My niece lived at home until she was in her mid 30's...she did go to uni, but after a disastrous relationship finished she moved back home aged 22
Despite having a degree in languages and law she ended up working as a receptionist at her dm work, so not only working with but also living with parents!
However, somehow ( I'm not sure of exact details, think it may have been online dating) she met a her now dh in her late 30's - although she had moved into her own flat by then
Sometimes you have to go outside your comfort zone to find what you want....what do your parents think of the situation....do they not think it a bit strange that you're still living at home and in the nicest way possible, do you not think they might want a bit of time together now without you

Letmesleepalready · 01/12/2017 18:40

Apart from meeting a man and having a family, what would you like to do? I think until you figure that out, it’s going to be hard to see an alternative to your current lifestyle.
We found evening courses in life drawing, and ceramics, and there was the pantomime /theatre group. None of them were to find a man, but the groups were small enough to make friends. And maybe you’ll not find a man, but it’s a pity to not be doing anything in the meantime.
I don’t think living at your parents is the main issue, but giving up on activities because you’re single seems a pity really.

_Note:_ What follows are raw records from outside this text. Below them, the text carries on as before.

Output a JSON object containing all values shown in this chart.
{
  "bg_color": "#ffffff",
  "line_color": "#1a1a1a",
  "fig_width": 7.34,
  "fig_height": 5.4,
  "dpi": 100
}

Lizzie48 · 01/12/2017 18:41

I think asking on AIBU is never going to help your self esteem because you will get posters answering the question you asked, 'am I pathetic'' with 'yes you are pathetic', as people are blunt on here.

It will be hard to feel better about yourself whilst you're in debt as well. You could look at finding another job, which pays better, or maybe having two jobs. If you can clear your debts you can then start saving money which will give you options.

orangecloves · 01/12/2017 18:43

Lizzie that’s okay, I know I am so it makes no difference.

OP posts:
RhiWrites · 01/12/2017 18:44

OP, do you want to be “normal”? You’ve said something about that a couple of times. There’s all sorts of normal.

Is there something you want that you think isn’t normal? what does normal mean to you? Is it safety and familiarity? Is it an appearance or a reality?

When you say you want to be married are you interested in sex, romance, companionship, someone to do things with? What atttracts you about the idea?

I used to want marriage and kids because I thought that’s just what you did. But my ideas have changed a bit about both of those things.

SilverySurfer · 01/12/2017 18:44

OP, I didn't intend my posts to be goady or aggressive, I thought we could better understand your point of view if you said for how long you had tried living alone. For some reason you're reluctant to share that info which is, of course, entirely your choice.

I must confess that it leads me to assume you have not given it a serious try. Not that you care what I or others think, obviously.